Experimental Realization of a Metamaterial Detector Focal Plane Array

We present a metamaterial absorber detector array that enables room-temperature, narrow-band detection of gigahertz (GHz) radiation in the $S$ band (2–4 GHz). The system is implemented in a commercial printed circuit board process and we characterize the detector sensitivity and angular dependence. A modified metamaterial absorber geometry allows for each unit cell to act as an isolated detector pixel and to collectively form a focal plane array . Each pixel can have a dedicated microwave receiver chain and functions together as a hybrid device tuned to maximize the efficiency of detected power. The demonstrated subwavelength pixel shows detected sensitivity of $-77\mathrm{dBm}$, corresponding to a radiation power density of $27\mathrm{nW}/{\mathrm{m}}^2$, with pixel to pixel coupling interference below $-14\mathrm{dB}$ at 2.5 GHz.

Figure 1

System architecture of our metamaterial microwave power detector array. (a) Radiation is incident from port 1 with electric field polarization as depicted. A schematic of the full device is shown (exploded view) and the layers shown from top to bottom are the ELC, Rogers dielectric spacer, patterned ground plane, and microwave power receiver circuit. (b) Photo of an individual pixel, i.e., an ELC unit cell with dimensions of $a=27.3$, $l=24$, $w=3.5$, and $g=4$; all in millimeters. (c) Photo of the circuit layer with vias indicated. The vias transport the received signal (port 3) to the microwave power receiver circuit underneath each unit cell where the different highlighted regions are: (I) balun, (II) impedance matching circuit, (III) low noise amplifier, and IV) microwave power detector.

Figure 2

Numerical simulations of the metamaterial absorber. (a) Simulated results of the free space reflection ($S_{11}$ dashed gray curve, blue), transmission ($S_{31}$ gray curve, green), and reflection coefficient ($S_{33}$ black curve, red).
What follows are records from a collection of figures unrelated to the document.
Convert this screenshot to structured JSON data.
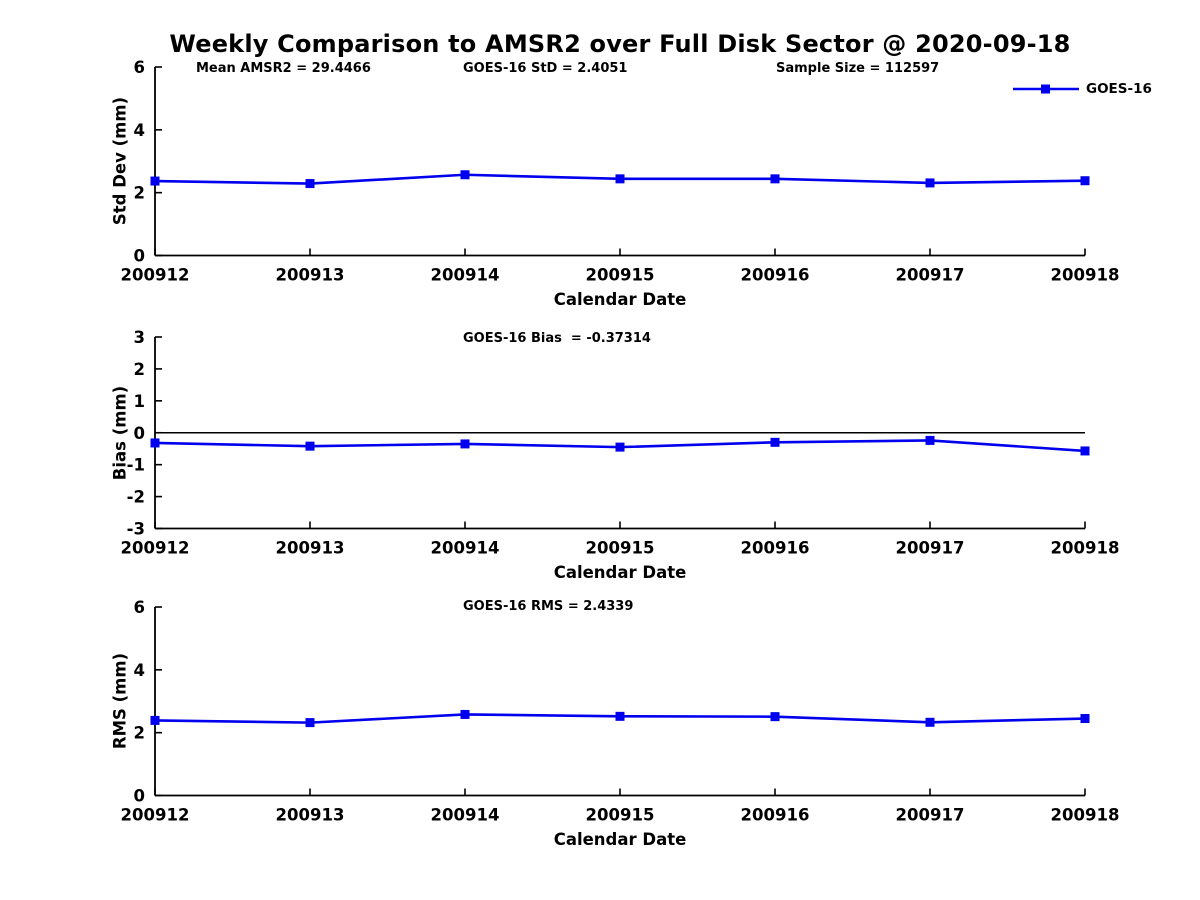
{
  "figure": {
    "title": "Weekly Comparison to AMSR2 over Full Disk Sector @ 2020-09-18",
    "legend_label": "GOES-16",
    "line_color": "#0000EE",
    "marker_shape": "square",
    "axis_color": "#000000",
    "text_color": "#000000",
    "background_color": "#FFFFFF"
  },
  "chart_data": [
    {
      "type": "line",
      "panel": "std-dev",
      "title": "",
      "annotations": [
        "Mean AMSR2 = 29.4466",
        "GOES-16 StD = 2.4051",
        "Sample Size = 112597"
      ],
      "categories": [
        "200912",
        "200913",
        "200914",
        "200915",
        "200916",
        "200917",
        "200918"
      ],
      "series": [
        {
          "name": "GOES-16",
          "values": [
            2.37,
            2.29,
            2.57,
            2.44,
            2.44,
            2.31,
            2.38
          ]
        }
      ],
      "xlabel": "Calendar Date",
      "ylabel": "Std Dev (mm)",
      "ylim": [
        0,
        6
      ],
      "yticks": [
        0,
        2,
        4,
        6
      ],
      "zero_line": false,
      "grid": false,
      "legend_position": "top-right"
    },
    {
      "type": "line",
      "panel": "bias",
      "title": "",
      "annotations": [
        "GOES-16 Bias  = -0.37314"
      ],
      "categories": [
        "200912",
        "200913",
        "200914",
        "200915",
        "200916",
        "200917",
        "200918"
      ],
      "series": [
        {
          "name": "GOES-16",
          "values": [
            -0.32,
            -0.42,
            -0.35,
            -0.45,
            -0.3,
            -0.24,
            -0.57
          ]
        }
      ],
      "xlabel": "Calendar Date",
      "ylabel": "Bias (mm)",
      "ylim": [
        -3,
        3
      ],
      "yticks": [
        -3,
        -2,
        -1,
        0,
        1,
        2,
        3
      ],
      "zero_line": true,
      "grid": false,
      "legend_position": "none"
    },
    {
      "type": "line",
      "panel": "rms",
      "title": "",
      "annotations": [
        "GOES-16 RMS = 2.4339"
      ],
      "categories": [
        "200912",
        "200913",
        "200914",
        "200915",
        "200916",
        "200917",
        "200918"
      ],
      "series": [
        {
          "name": "GOES-16",
          "values": [
            2.39,
            2.32,
            2.58,
            2.52,
            2.51,
            2.33,
            2.45
          ]
        }
      ],
      "xlabel": "Calendar Date",
      "ylabel": "RMS (mm)",
      "ylim": [
        0,
        6
      ],
      "yticks": [
        0,
        2,
        4,
        6
      ],
      "zero_line": false,
      "grid": false,
      "legend_position": "none"
    }
  ]
}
Simulated current densities (b) and electric field magnitude (c) shown directly underneath the ELC (left) and above the ground plane (right) at the simulated design frequency of 2.0 GHz.

Figure 3

Experimental measurements in anechoic chamber for the center pixel on the MMA-FPA. (a) $S$-parameter data shows the reflection coefficient ($S_{33}$ black curve, red) and the transmission ($S_{31}$ gray curve, green) with the dashed gray line at 2.5 GHz the frequency for sensitivity and off-angle measurements. (b) Mutual coupling (MC) between neighboring metamaterial pixels located parallel (light gray curve, gold), perpendicular (black curve, blue), and diagonal (gray curve) with respect to the electric field polarization. (c) Sensitivity characterization with the output of microwave power detector of single pixel as function of incident power, and is sensitive as indicated by dashed red line down to $-77\mathrm{dBm}$ at 2.5 GHz.

Figure 4

Off-angle performance characterization of the MMA-FPA at 2.5 GHz for both the electric field vector perpendicular (TE) and parallel (TM) to the floor of the chamber. The ELC resonators are characterized for the correct polarization ($E$-field perpendicular the split gap), shown for both TE (gray curve, gold) and TM (black curve, blue). The cross polarization (E-field parallel to the gap) are both 20 dB lower than that of the correct polarization, shown for TE (gray curve, green) and TM (black curve, red).